Cincillà

o Chinchilla. Pelliccia. C’è chi, anche in Italia negli anni dopo la seconda guerra mondiale, pensò di arricchirsi con l’allevamento del cincillà, perché era stato fatto credere – e fu una truffa – che fosse particolarmente semplice. È invece tra i più difficili, anche se il più necessario, visto che questo animale degli spazi aperti e delle pendici montuose era in via di estinzione all’inizio del ‘900. Originario della Cordigliera delle Ande, era già conosciuto in tempi remoti dagli Indios che si proteggevano dal freddo con le sue pelli e filavano e tessevano il suo pelo in coperte e capi d’abbigliamento di grande morbidezza. L’etimologia più accreditata, fra le tante, fa infatti derivare il suo nome da quello della tribù dei Chinchas. Sappiamo che se ne ornavano gli imperatori, i notabili Incas e che, all’epoca della conquista spagnola, era molto diffuso in Cile, Perù, Bolivia e in altre zone del Sud America, in entrambe le specie: quella a coda corta (Chinchilla brevicaudata), di cui faceva parte il real, e quella a coda lunga (Chinchilla lanigera). Furono i conquistadores a introdurlo in Europa, dove divenne prerogativa dei regnanti e dei ceti più alti. E furono i chinchilleros a perpetrarne il massacro nel XIX secolo, così che nella seconda metà del secolo, quando una graduatoria delle pellicce di prima classe più in voga lo affiancava a zibellino, martora del Canada ed ermellino, il numero era diminuito drasticamente. Nel 1930, le ultime pelli che apparvero sul mercato, costavano 200 dollari l’una, ma, sulla spinta della moda sofisticata e intellettualizzata degli anni ’10 e ’20, ci si era accorti che il cincillà poteva vivere in cattività. Dopo i primi esperimenti statunitensi (il pioniere è ritenuto Mathias F. Chapman) e sudamericani, oggi l’allevamento è presente un po’ in tutti i continenti, e particolarmente in Nord America e in Europa.
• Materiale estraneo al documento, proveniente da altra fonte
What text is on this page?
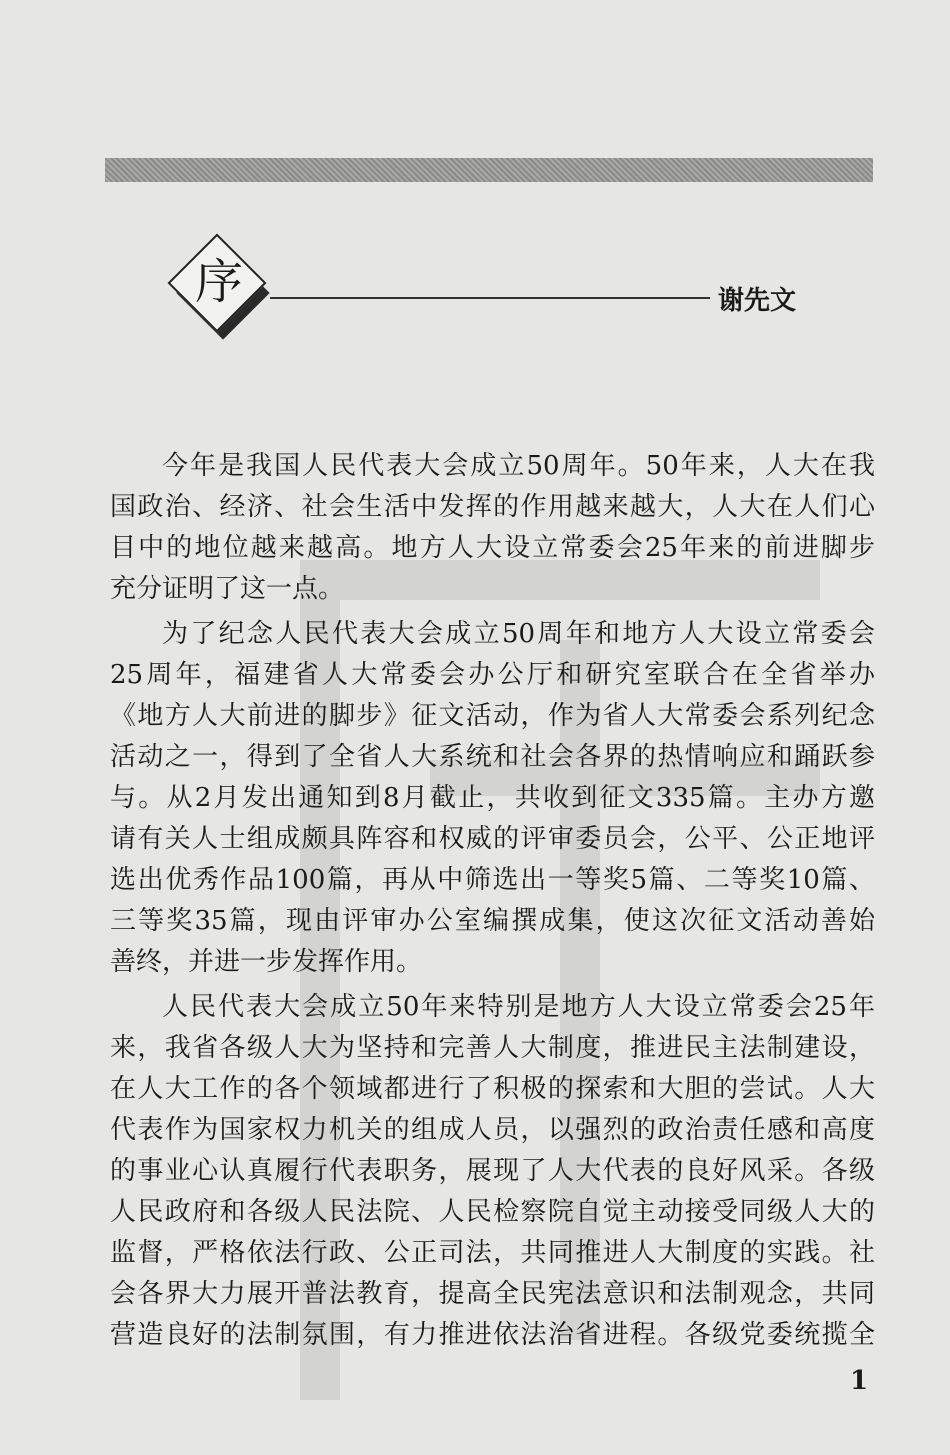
序	谢先文
今年是我国人民代表大会成立50周年。50年来，人大在我
国政治、经济、社会生活中发挥的作用越来越大，人大在人们心
目中的地位越来越高。地方人大设立常委会25年来的前进脚步
充分证明了这一点。
为了纪念人民代表大会成立50周年和地方人大设立常委会
25周年，福建省人大常委会办公厅和研究室联合在全省举办
《地方人大前进的脚步》征文活动，作为省人大常委会系列纪念
活动之一，得到了全省人大系统和社会各界的热情响应和踊跃参
与。从2月发出通知到8月截止，共收到征文335篇。主办方邀
请有关人士组成颇具阵容和权威的评审委员会，公平、公正地评
选出优秀作品100篇，再从中筛选出一等奖5篇、二等奖10篇、
三等奖35篇，现由评审办公室编撰成集，使这次征文活动善始
善终，并进一步发挥作用。
人民代表大会成立50年来特别是地方人大设立常委会25年
来，我省各级人大为坚持和完善人大制度，推进民主法制建设，
在人大工作的各个领域都进行了积极的探索和大胆的尝试。人大
代表作为国家权力机关的组成人员，以强烈的政治责任感和高度
的事业心认真履行代表职务，展现了人大代表的良好风采。各级
人民政府和各级人民法院、人民检察院自觉主动接受同级人大的
监督，严格依法行政、公正司法，共同推进人大制度的实践。社
会各界大力展开普法教育，提高全民宪法意识和法制观念，共同
营造良好的法制氛围，有力推进依法治省进程。各级党委统揽全
1
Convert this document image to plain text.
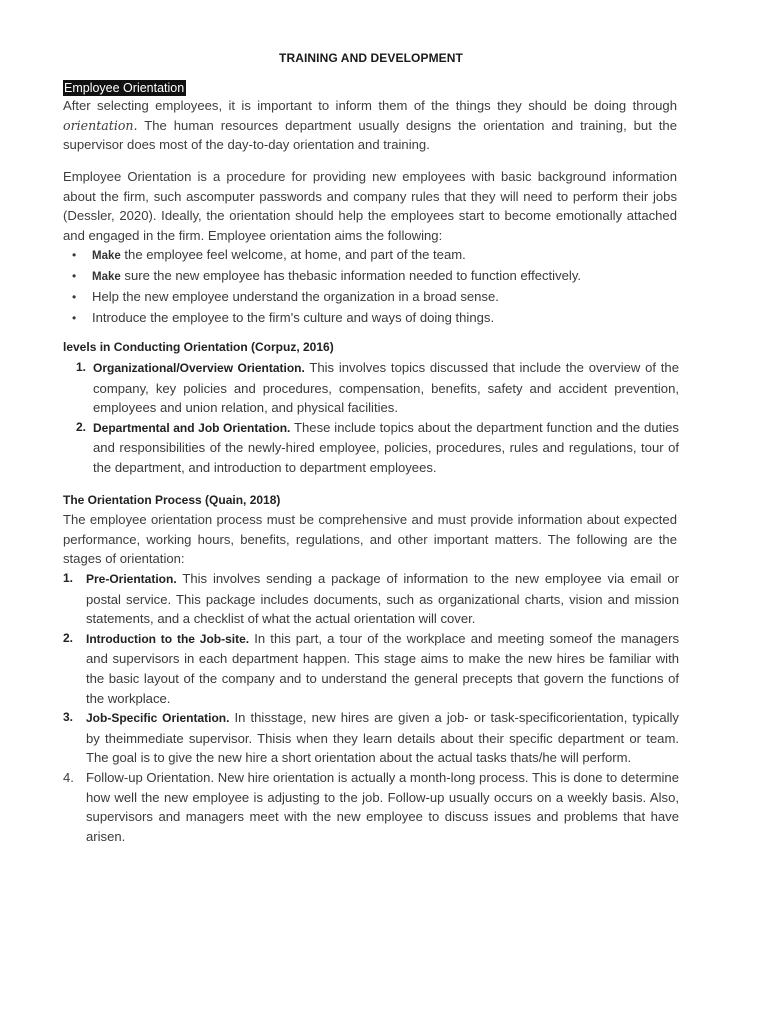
TRAINING AND DEVELOPMENT
Employee Orientation

After selecting employees, it is important to inform them of the things they should be doing through orientation. The human resources department usually designs the orientation and training, but the supervisor does most of the day-to-day orientation and training.

Employee Orientation is a procedure for providing new employees with basic background information about the firm, such ascomputer passwords and company rules that they will need to perform their jobs (Dessler, 2020). Ideally, the orientation should help the employees start to become emotionally attached and engaged in the firm. Employee orientation aims the following:

• Make the employee feel welcome, at home, and part of the team.
• Make sure the new employee has thebasic information needed to function effectively.
• Help the new employee understand the organization in a broad sense.
• Introduce the employee to the firm's culture and ways of doing things.
levels in Conducting Orientation (Corpuz, 2016)
1. Organizational/Overview Orientation. This involves topics discussed that include the overview of the company, key policies and procedures, compensation, benefits, safety and accident prevention, employees and union relation, and physical facilities.
2. Departmental and Job Orientation. These include topics about the department function and the duties and responsibilities of the newly-hired employee, policies, procedures, rules and regulations, tour of the department, and introduction to department employees.
The Orientation Process (Quain, 2018)

The employee orientation process must be comprehensive and must provide information about expected performance, working hours, benefits, regulations, and other important matters. The following are the stages of orientation:

1. Pre-Orientation. This involves sending a package of information to the new employee via email or postal service. This package includes documents, such as organizational charts, vision and mission statements, and a checklist of what the actual orientation will cover.
2. Introduction to the Job-site. In this part, a tour of the workplace and meeting someof the managers and supervisors in each department happen. This stage aims to make the new hires be familiar with the basic layout of the company and to understand the general precepts that govern the functions of the workplace.
3. Job-Specific Orientation. In thisstage, new hires are given a job- or task-specificorientation, typically by theimmediate supervisor. Thisis when they learn details about their specific department or team. The goal is to give the new hire a short orientation about the actual tasks thats/he will perform.
4. Follow-up Orientation. New hire orientation is actually a month-long process. This is done to determine how well the new employee is adjusting to the job. Follow-up usually occurs on a weekly basis. Also, supervisors and managers meet with the new employee to discuss issues and problems that have arisen.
Con i suoi colori cangianti di grigio perla, bianco-argento, grigio-blu, nero, beige rosato e con la sua pelliccia calda, soffice e vellutata che ondeggia al minimo soffio, assecondando ogni movimento del corpo, e dà un particolare splendore al volto di chi la indossa, il cincillà continua a rappresentare il lusso del lusso, la voluttà della leggerezza. Meraviglia d’alta moda degli anni 2000, come nel 1820, quando sul Corriere delle Dame si illustrava il figurino di un’elegantissima witzchoura (era un soprabito) “di velluto spilaccherato, guarnito di chinchilla”.